The final assertion in the MARC usage Executive Summary: "Rather than enhancing MARC and MARC-based systems, let's give priority to interoperability...."
Does the library world have the collective will to step away from MARC as recommended in these reports? What do you think?
We'll have a followup post examining some of the implications of specific parts of the study.
As an update on this post, we have made available recordings of the ALA session on the sustainability and economics of the collaborative national bibliographic framework. The recordings are linked from this page:http://www.oclc.org/us/en/multimedia/2010/alamw_techservices.htm
A short intro by Karen Calhoun highlights the Library of Congress Working Group on the Future of Bibliographic Control report as an impetus for a new look at the role of cooperatives and national libraries in the descriptive environment.
Alisdair Ball's presentation provides useful information on the scale and profit/non-profit service mix of the British library.

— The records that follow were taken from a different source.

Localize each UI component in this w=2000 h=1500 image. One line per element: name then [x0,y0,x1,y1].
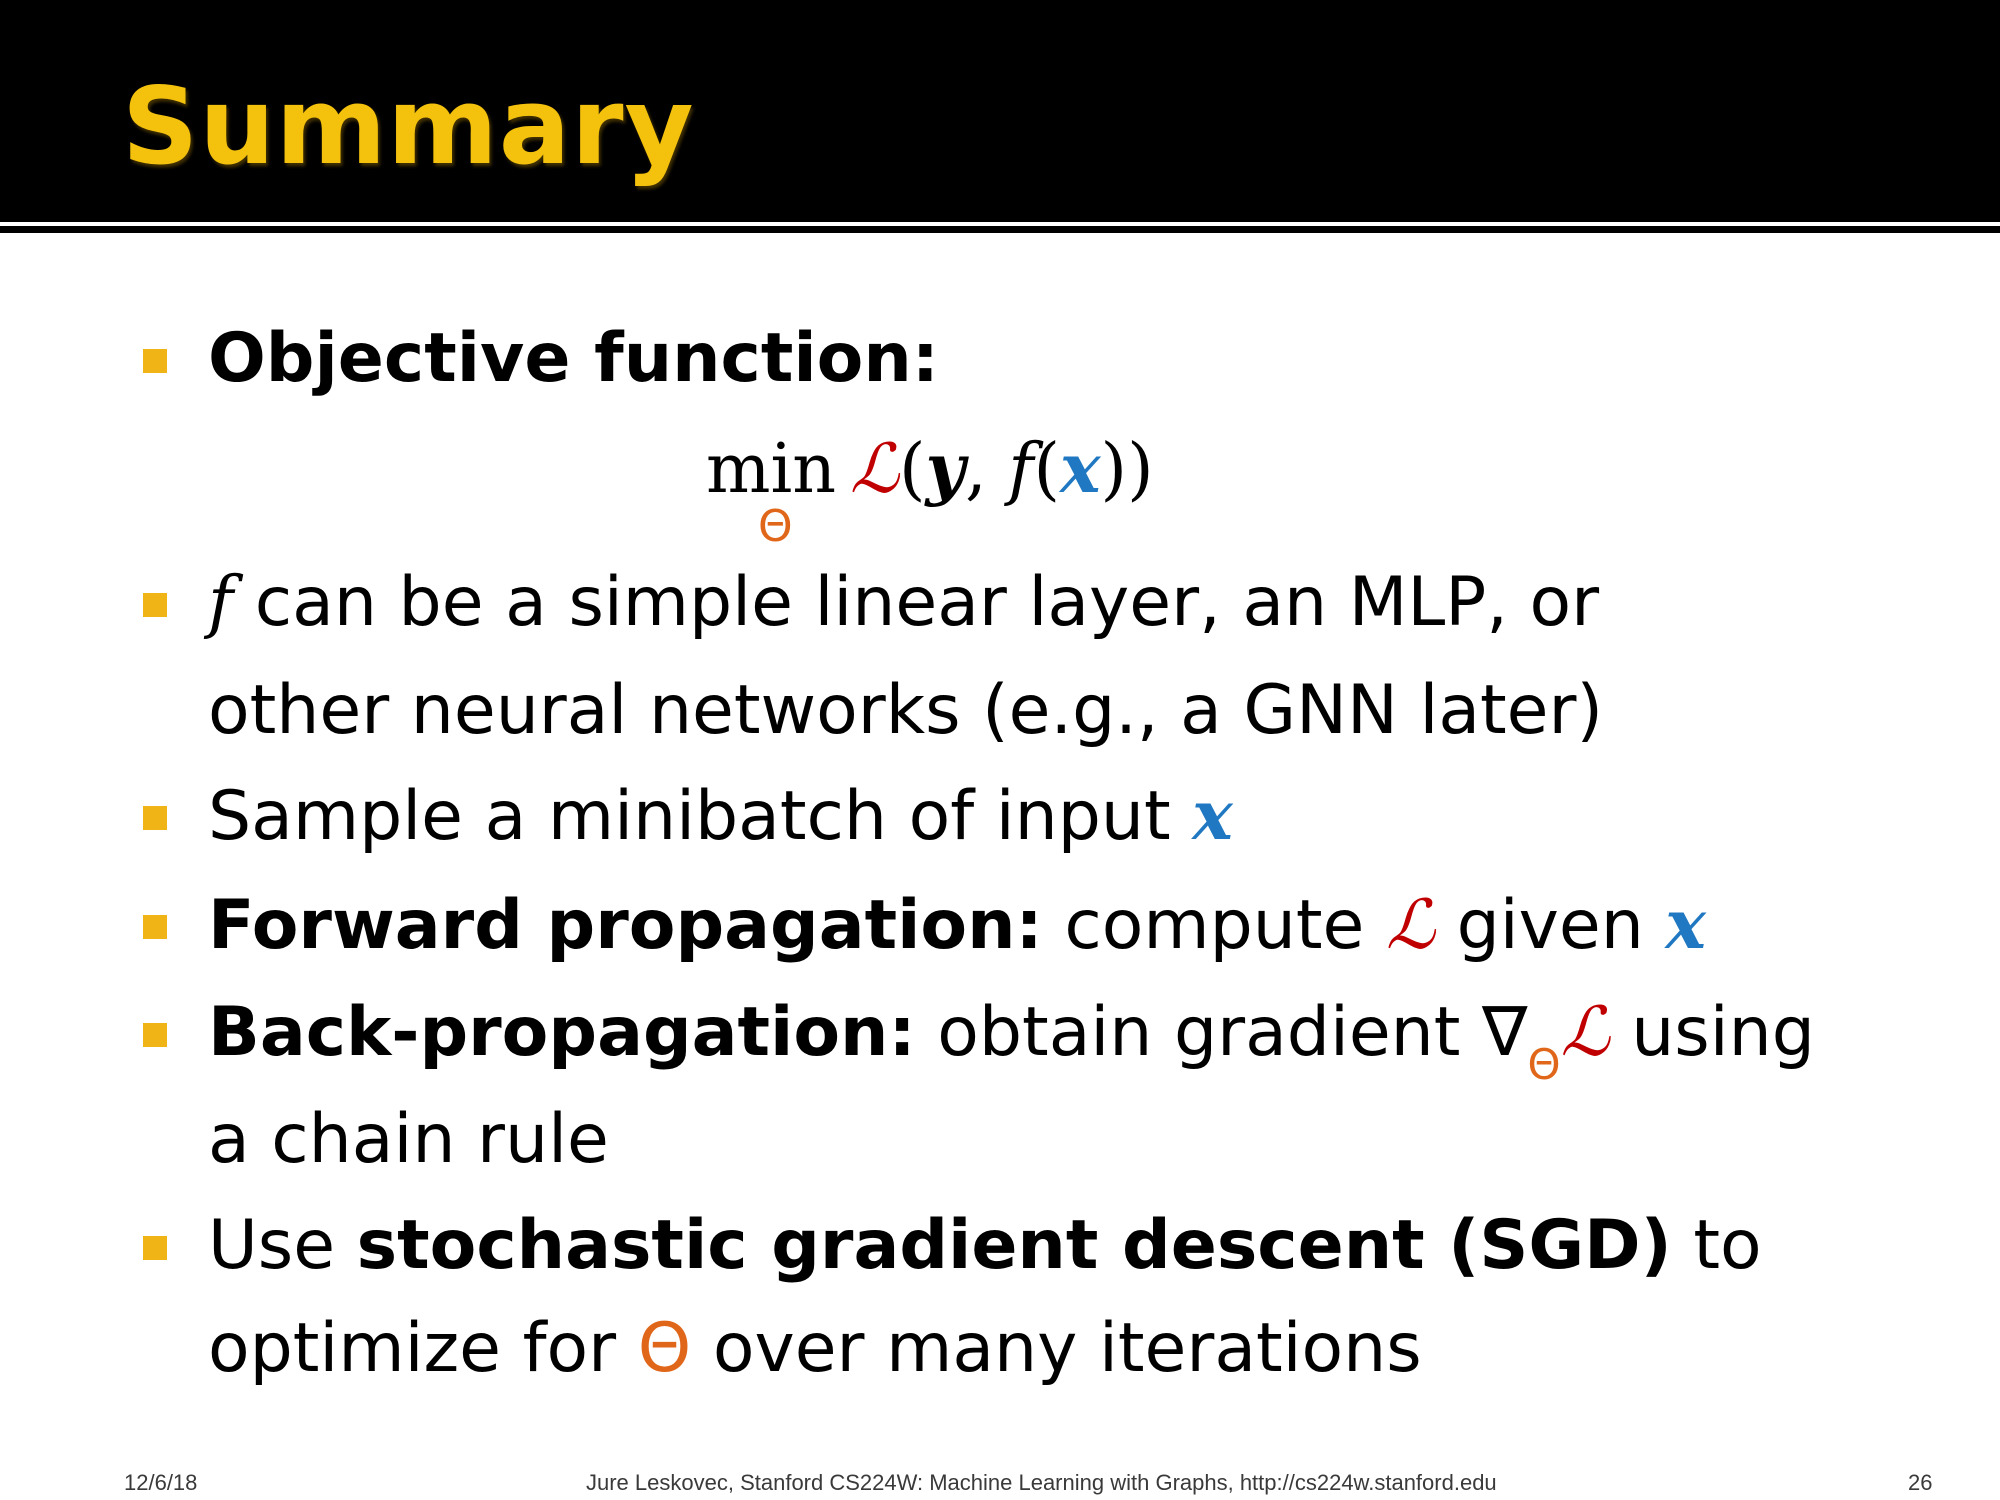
footer-date: 12/6/18 [124,1470,198,1495]
bullet-marker [143,806,167,830]
bullet-backprop-text: obtain gradient ∇ [915,993,1528,1072]
bullet-sgd-label: stochastic gradient descent (SGD) [356,1206,1672,1285]
bullet-f-symbol: f [208,563,234,642]
bullet-sgd-text2: to [1671,1206,1762,1285]
title-divider [0,226,2000,233]
bullet-objective-label: Objective function: [208,319,939,398]
bullet-sgd-theta: Θ [637,1309,692,1388]
bullet-marker [143,593,167,617]
bullet-backprop-loss: ℒ [1560,993,1610,1072]
bullet-backprop-label: Back-propagation: [208,993,916,1072]
bullet-forward-text2: given [1434,886,1666,965]
bullet-f-text: can be a simple linear layer, an MLP, or [233,563,1600,642]
bullet-minibatch-text: Sample a minibatch of input [208,777,1193,856]
bullet-f-line2: other neural networks (e.g., a GNN later… [208,671,1603,750]
formula-theta-subscript: Θ [758,501,793,552]
bullet-marker [143,1023,167,1047]
formula-close: )) [1100,430,1154,509]
bullet-forward-x: x [1665,885,1706,965]
bullet-f-line1: f can be a simple linear layer, an MLP, … [208,558,1599,648]
footer-page-number: 26 [1908,1470,1933,1495]
bullet-sgd-line1: Use stochastic gradient descent (SGD) to [208,1201,1762,1291]
bullet-backprop-theta: Θ [1527,1040,1561,1089]
formula-paren: ( [899,430,926,509]
bullet-sgd-line2a: optimize for [208,1309,638,1388]
bullet-minibatch-x: x [1192,776,1233,856]
bullet-sgd-line2b: over many iterations [691,1309,1422,1388]
bullet-sgd-line2: optimize for Θ over many iterations [208,1304,1422,1394]
formula-f: f [1008,430,1034,509]
bullet-backprop-text2: using [1609,993,1815,1072]
slide-title: Summary [122,65,695,188]
formula-loss: ℒ [850,430,900,509]
bullet-backprop-line1: Back-propagation: obtain gradient ∇Θℒ us… [208,988,1815,1089]
bullet-sgd-text: Use [208,1206,357,1285]
formula-x: x [1060,429,1101,509]
bullet-minibatch: Sample a minibatch of input x [208,771,1233,862]
bullet-marker [143,915,167,939]
bullet-forward-text: compute [1042,886,1386,965]
bullet-marker [143,1236,167,1260]
bullet-forward: Forward propagation: compute ℒ given x [208,880,1706,971]
formula-min: min [706,430,837,509]
footer-credit: Jure Leskovec, Stanford CS224W: Machine … [586,1470,1497,1495]
formula-y: y [925,429,966,509]
bullet-marker [143,349,167,373]
bullet-forward-label: Forward propagation: [208,886,1043,965]
bullet-forward-loss: ℒ [1385,886,1435,965]
formula-comma: , [965,430,1009,509]
bullet-objective: Objective function: [208,314,939,404]
bullet-backprop-line2: a chain rule [208,1100,609,1179]
formula-paren2: ( [1033,430,1060,509]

The description of the overall national framework provides a useful contrast to the US model, while retaining crucial environmental similarities. Ball also points out the SCONUL Shared Services Survey [Summary here: http://sconulss.blogspot.com/2009/06/shared-services-survey-headlines.html], which may be unfamiliar to some, which surveys the appetite among UK libraries for shared services.
Ruth Fischer of R2 Consulting provided an overview of the report they prepared on behalf of LC on the MARC record marketplace [Original report, our commentary]. While stressing the limited scope of R2's assignment from LC, she highlights the report's most important points: the high cataloging capacity that remains underused due to insufficient incentives, the distorting market effect of LC's record supply subsidy, and the disjunction between community and commercial values in the information market.
Brian Schottlaender of UC San Diego begins with a useful set of references to seminal reports and studies in the area. He asserts that environmental conditions have moved to a point where changes in cataloging practice are desirable and feasible. His presentation describes the steps that UC libraries have taken to determine the best and most efficient ways to take collaborative cataloging to a new level.
In the question and answer session, an attendee from Lyrasis offers personal anecdotes about the difficulties in shifting cataloging priorities. Jay Schaefer of University of Massachusetts Amherst, reacting to Schottlaender, discusses frankly the difficulties in large organizations with multiple employee classifications, leading to a valuable discussion of training. Diane Hillmann of Information Institute of Syracuse and Metadata Management Associates asks about the interplay between the trend toward making government information more open and possible moves toward cost-recovery for its production. Bob Wolven of Columbia University points out some areas in which catchphrases are emerging, leading to a discussion about unpacking the concept of "uniquely adding value." Kevin Randall cautions that the difference between "metadata work" and "cataloging" is overplayed, and separating the two is a false dichotomy. Robin Wendler of Harvard brings up points relating to the distribution and re-distribution of MARC records and the cost and restrictions engendered.